3. Arazi niteliğindeki dava konusu taşınmaza 2942 sayılı Kanun'un 11 inci maddesinin birinci fıkrasının (f) bendi uyarınca net geliri esas alınmak suretiyle değer biçilmesi yöntem itibarıyla kanun hükümlerine uygun ise de Dairemizin önceki bozma ilâmında brüt gelirden düşülen üretim giderlerine ilişkin bozma yapılmadığı hâlde ve üretim giderlerinin İl Tarım ve Orman Müdürlüğünün 2014 yılı resmî verilerinde yazılı sermaye faizi, tarla kirası, genel idari giderler ve sabit masraflar hariç üretim giderlerinin esas alınarak metrekare birim fiyatı belirlenmesi gerekirken brüt üretim giderinin, brüt gelirin 1/3 ünden fazla olamayacağı gerekçesi ile metrekare birim fiyatının fazla tespiti bozmayı gerektirir.
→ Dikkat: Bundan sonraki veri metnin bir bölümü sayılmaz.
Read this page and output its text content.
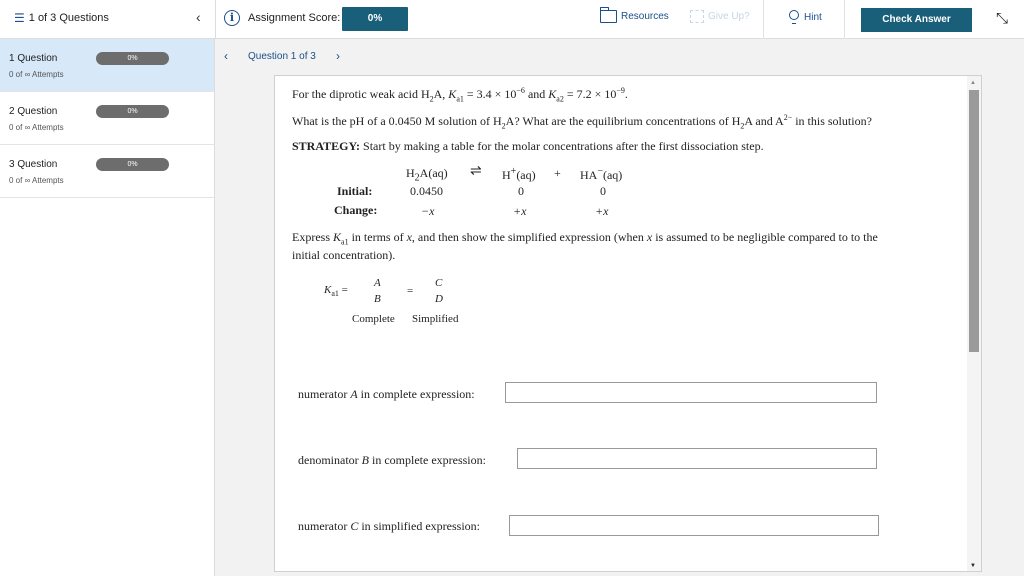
☰ 1 of 3 Questions	‹	i	Assignment Score:	0%	Resources	Give Up?	Hint	Check Answer	⤡
1 Question	0%
0 of ∞ Attempts
2 Question	0%
0 of ∞ Attempts
3 Question	0%
0 of ∞ Attempts
‹ Question 1 of 3 ›
For the diprotic weak acid $H_2A$, $K_{a1} = 3.4 \times 10^{-6}$ and $K_{a2} = 7.2 \times 10^{-9}$.
What is the pH of a 0.0450 M solution of $H_2A$? What are the equilibrium concentrations of $H_2A$ and $A^{2-}$ in this solution?
STRATEGY: Start by making a table for the molar concentrations after the first dissociation step.
$H_2A(aq)$ ⇌ H+(aq) + HA−(aq)
Initial:	0.0450	0	0
Change:	−x	+x	+x
Express $K_{a1}$ in terms of x, and then show the simplified expression (when x is assumed to be negligible compared to to the
initial concentration).
$K_{a1}$ =
A
B
=
C
D
Complete Simplified
numerator A in complete expression:
denominator B in complete expression:
numerator C in simplified expression:
▲
▼
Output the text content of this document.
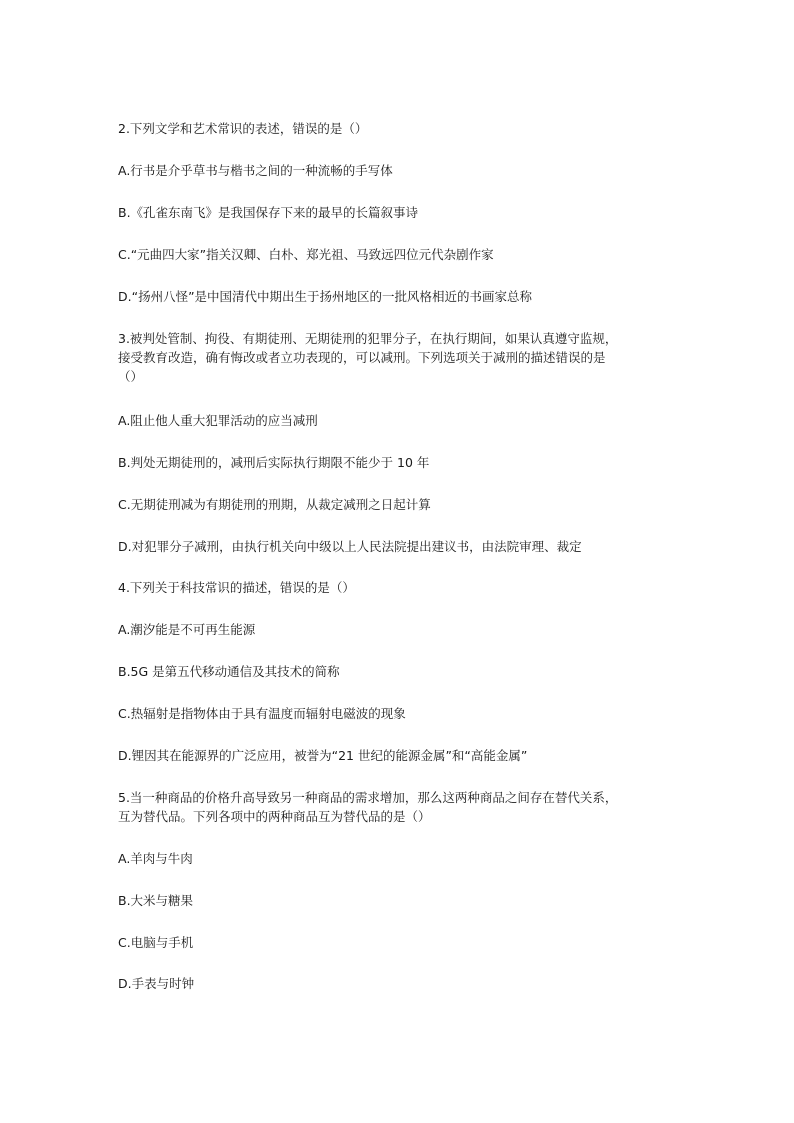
2.下列文学和艺术常识的表述，错误的是（）

A.行书是介乎草书与楷书之间的一种流畅的手写体

B.《孔雀东南飞》是我国保存下来的最早的长篇叙事诗

C.“元曲四大家”指关汉卿、白朴、郑光祖、马致远四位元代杂剧作家

D.“扬州八怪”是中国清代中期出生于扬州地区的一批风格相近的书画家总称

3.被判处管制、拘役、有期徒刑、无期徒刑的犯罪分子，在执行期间，如果认真遵守监规，
接受教育改造，确有悔改或者立功表现的，可以减刑。下列选项关于减刑的描述错误的是
（）

A.阻止他人重大犯罪活动的应当减刑

B.判处无期徒刑的，减刑后实际执行期限不能少于 10 年

C.无期徒刑减为有期徒刑的刑期，从裁定减刑之日起计算

D.对犯罪分子减刑，由执行机关向中级以上人民法院提出建议书，由法院审理、裁定

4.下列关于科技常识的描述，错误的是（）

A.潮汐能是不可再生能源

B.5G 是第五代移动通信及其技术的简称

C.热辐射是指物体由于具有温度而辐射电磁波的现象

D.锂因其在能源界的广泛应用，被誉为“21 世纪的能源金属”和“高能金属”

5.当一种商品的价格升高导致另一种商品的需求增加，那么这两种商品之间存在替代关系，
互为替代品。下列各项中的两种商品互为替代品的是（）

A.羊肉与牛肉

B.大米与糖果

C.电脑与手机

D.手表与时钟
4. Hükme esas alınan bilirkişi raporunda sondaj kuyusunun kamulaştırılan kısımda kaldığından kamulaştırmadan arta kalan alanın kuru tarım arazisi olması nedeniyle değer azalışı olacağının kabulü ile kamulaştırma bedeli tespit edilmiş ise de gerek dosya içindeki acele el koyma dosyasında gerek bozma öncesi alınan bilirkişi raporunda dava konusu taşınmazın ''DSİ sulama kanal ve kanaletlerinden sulandığı'' keşif tarihinde tespit edildiği belirtilerek taşınmazın sulu arazi olarak kabul edildiği gözetildiğinde inandırıcı olmayan gerekçe ve eksik inceleme ile kamulaştırmadan arta kalan kısımda değer azalışı olduğunun kabulü karar verilmesi bozmayı gerektirir.
VII. KARAR
Açıklanan sebeplerle;
1. Davalı vekilinin temyiz itirazlarının reddine,
2. Davacı idare vekilinin temyiz itirazlarının kabulü ile hükmün açıklanan nedenlerle BOZULMASINA,
03.09.2022 tarihinde yürürlüğe giren Avukatlık Asgari Ücret Tarifesi gereğince duruşmaya gelen temyiz eden davacı idare vekili için 8.400,00 TL duruşma vekâlet ücretinin temyiz eden davalıdan alınmasına,
Davacı idareden peşin alınan temyiz harcının istek hâlinde ilgiliye iadesine, davalıdan peşin alınan temyiz harcının Hazineye irat kaydedilmesine,
11.04.2023 tarihinde oy birliğiyle karar verildi.